Donald Trump en una imagen de archivo.

Donald Trump en una imagen de archivo. Cristóbal Herrera EFE

Para ellos, no son excentricidades wellness, sino símbolos de disciplina, exclusividad y regeneración nacional desde el propio cuerpo hasta la economía.

En esos espacios –hoteles como el Ritz-Carlton de Key Biscayne, mansiones y ranchos de lujo de sus miembros– coinciden altos cargos del nuevo Gobierno, como el secretario del Tesoro, Scott Bessent, o la directora de Inteligencia, Tulsi Gabbard, con empresarios tecnológicos y donantes de nueva generación.

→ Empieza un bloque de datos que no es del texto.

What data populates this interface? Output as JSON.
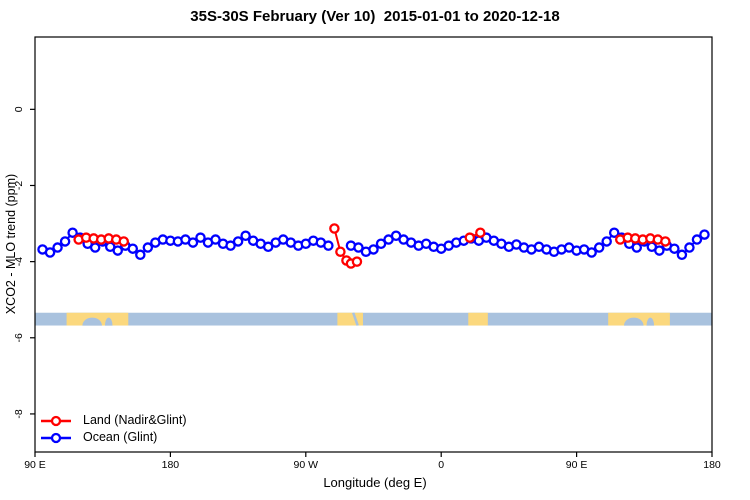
{
  "title": "35S-30S February (Ver 10)  2015-01-01 to 2020-12-18",
  "chart_data": {
    "type": "line",
    "title": "35S-30S February (Ver 10)  2015-01-01 to 2020-12-18",
    "xlabel": "Longitude (deg E)",
    "ylabel": "XCO2 - MLO trend (ppm)",
    "xlim": [
      90,
      540
    ],
    "ylim": [
      -9,
      1.9
    ],
    "grid": false,
    "axis_color": "#000000",
    "x_ticks": [
      {
        "lon": 90,
        "label": "90 E"
      },
      {
        "lon": 180,
        "label": "180"
      },
      {
        "lon": 270,
        "label": "90 W"
      },
      {
        "lon": 360,
        "label": "0"
      },
      {
        "lon": 450,
        "label": "90 E"
      },
      {
        "lon": 540,
        "label": "180"
      }
    ],
    "y_ticks": [
      {
        "value": 0,
        "label": "0"
      },
      {
        "value": -2,
        "label": "-2"
      },
      {
        "value": -4,
        "label": "-4"
      },
      {
        "value": -6,
        "label": "-6"
      },
      {
        "value": -8,
        "label": "-8"
      }
    ],
    "series": [
      {
        "name": "Ocean (Glint)",
        "color": "#0000ff",
        "marker": "open-circle",
        "gap_threshold_deg": 7,
        "points": [
          [
            95,
            -3.68
          ],
          [
            100,
            -3.76
          ],
          [
            105,
            -3.63
          ],
          [
            110,
            -3.47
          ],
          [
            115,
            -3.24
          ],
          [
            120,
            -3.37
          ],
          [
            125,
            -3.53
          ],
          [
            130,
            -3.63
          ],
          [
            135,
            -3.47
          ],
          [
            140,
            -3.61
          ],
          [
            145,
            -3.71
          ],
          [
            150,
            -3.58
          ],
          [
            155,
            -3.66
          ],
          [
            160,
            -3.82
          ],
          [
            165,
            -3.63
          ],
          [
            170,
            -3.5
          ],
          [
            175,
            -3.42
          ],
          [
            180,
            -3.45
          ],
          [
            185,
            -3.47
          ],
          [
            190,
            -3.42
          ],
          [
            195,
            -3.5
          ],
          [
            200,
            -3.37
          ],
          [
            205,
            -3.5
          ],
          [
            210,
            -3.42
          ],
          [
            215,
            -3.53
          ],
          [
            220,
            -3.58
          ],
          [
            225,
            -3.47
          ],
          [
            230,
            -3.32
          ],
          [
            235,
            -3.45
          ],
          [
            240,
            -3.53
          ],
          [
            245,
            -3.61
          ],
          [
            250,
            -3.5
          ],
          [
            255,
            -3.42
          ],
          [
            260,
            -3.5
          ],
          [
            265,
            -3.58
          ],
          [
            270,
            -3.53
          ],
          [
            275,
            -3.45
          ],
          [
            280,
            -3.5
          ],
          [
            285,
            -3.58
          ],
          [
            300,
            -3.58
          ],
          [
            305,
            -3.63
          ],
          [
            310,
            -3.74
          ],
          [
            315,
            -3.68
          ],
          [
            320,
            -3.53
          ],
          [
            325,
            -3.42
          ],
          [
            330,
            -3.32
          ],
          [
            335,
            -3.42
          ],
          [
            340,
            -3.5
          ],
          [
            345,
            -3.58
          ],
          [
            350,
            -3.53
          ],
          [
            355,
            -3.61
          ],
          [
            360,
            -3.66
          ],
          [
            365,
            -3.58
          ],
          [
            370,
            -3.5
          ],
          [
            375,
            -3.45
          ],
          [
            380,
            -3.39
          ],
          [
            385,
            -3.45
          ],
          [
            390,
            -3.37
          ],
          [
            395,
            -3.45
          ],
          [
            400,
            -3.53
          ],
          [
            405,
            -3.61
          ],
          [
            410,
            -3.55
          ],
          [
            415,
            -3.63
          ],
          [
            420,
            -3.68
          ],
          [
            425,
            -3.61
          ],
          [
            430,
            -3.68
          ],
          [
            435,
            -3.74
          ],
          [
            440,
            -3.68
          ],
          [
            445,
            -3.63
          ],
          [
            450,
            -3.71
          ],
          [
            455,
            -3.68
          ],
          [
            460,
            -3.76
          ],
          [
            465,
            -3.63
          ],
          [
            470,
            -3.47
          ],
          [
            475,
            -3.24
          ],
          [
            480,
            -3.37
          ],
          [
            485,
            -3.53
          ],
          [
            490,
            -3.63
          ],
          [
            495,
            -3.47
          ],
          [
            500,
            -3.61
          ],
          [
            505,
            -3.71
          ],
          [
            510,
            -3.58
          ],
          [
            515,
            -3.66
          ],
          [
            520,
            -3.82
          ],
          [
            525,
            -3.63
          ],
          [
            530,
            -3.42
          ],
          [
            535,
            -3.29
          ]
        ]
      },
      {
        "name": "Land (Nadir&Glint)",
        "color": "#ff0000",
        "marker": "open-circle",
        "clusters": [
          [
            [
              119,
              -3.42
            ],
            [
              124,
              -3.37
            ],
            [
              129,
              -3.39
            ],
            [
              134,
              -3.42
            ],
            [
              139,
              -3.39
            ],
            [
              144,
              -3.42
            ],
            [
              149,
              -3.47
            ]
          ],
          [
            [
              289,
              -3.13
            ],
            [
              293,
              -3.74
            ],
            [
              297,
              -3.97
            ],
            [
              300,
              -4.05
            ],
            [
              304,
              -4.0
            ]
          ],
          [
            [
              379,
              -3.37
            ],
            [
              386,
              -3.24
            ]
          ],
          [
            [
              479,
              -3.42
            ],
            [
              484,
              -3.37
            ],
            [
              489,
              -3.39
            ],
            [
              494,
              -3.42
            ],
            [
              499,
              -3.39
            ],
            [
              504,
              -3.42
            ],
            [
              509,
              -3.47
            ]
          ]
        ]
      }
    ],
    "map_strip": {
      "description": "land/ocean mask of the 35S-30S latitude band",
      "ocean_color": "#a9c2de",
      "land_color": "#fbd87e",
      "value_range": [
        -5.68,
        -5.34
      ],
      "land_patches_lon": [
        [
          111,
          152
        ],
        [
          291,
          308
        ],
        [
          378,
          391
        ],
        [
          471,
          512
        ]
      ],
      "ocean_inlets": [
        {
          "shape": "ellipse",
          "lon": 128,
          "rx": 6.5
        },
        {
          "shape": "ellipse",
          "lon": 139,
          "rx": 2.5
        },
        {
          "shape": "ellipse",
          "lon": 488,
          "rx": 6.5
        },
        {
          "shape": "ellipse",
          "lon": 499,
          "rx": 2.5
        },
        {
          "shape": "slash",
          "lon": 301.5,
          "lon2": 304.5
        }
      ]
    },
    "legend": {
      "position": "bottom-left",
      "items": [
        {
          "label": "Land (Nadir&Glint)",
          "color": "#ff0000"
        },
        {
          "label": "Ocean (Glint)",
          "color": "#0000ff"
        }
      ]
    }
  },
  "legend": {
    "land_label": "Land (Nadir&Glint)",
    "ocean_label": "Ocean (Glint)"
  }
}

La foto no es la de un partido, sino la de un nuevo orden económico y cultural, más cercano al capitalismo nacionalista del siglo XIX que a la política moderna. Si la vieja élite republicana se miraba en Harvard y en el Council on Foreign Relations, esta se imagina en fábricas, gimnasios sin selfies y fondos de inversión patriótica.

En Washington también tienen su santuario. Executive Branch, el club que Buskirk ha levantado con sus aliados, que exige en torno a medio millón de dólares de cuota anual y ofrece lo que hasta hace poco era impensable para cualquier outsider conservador: acceso directo al núcleo duro del poder.

Rockbridge ya no es sólo una red norteamericana, es la punta de lanza de una derecha global que busca reconquistar el poder desde la gestión y la empresa.

En Europa, algunos partidos y laboratorios de ideas observan su modelo con atención, atraídos por la promesa de orden, reindustrialización y orgullo nacional. En América Latina, su eco llega a los círculos empresariales que aspiran a ocupar el espacio dejado por las viejas élites políticas.

Lo que Buskirk ha puesto en marcha no es un movimiento, sino un método. Un modo de entender la política de forma discreta, persistente, sin retórica. Si en el siglo XX la historia se escribió desde los parlamentos y los periódicos, en el XXI –piensa él– se decidirá en las redes que saben organizarse mientras los demás discuten.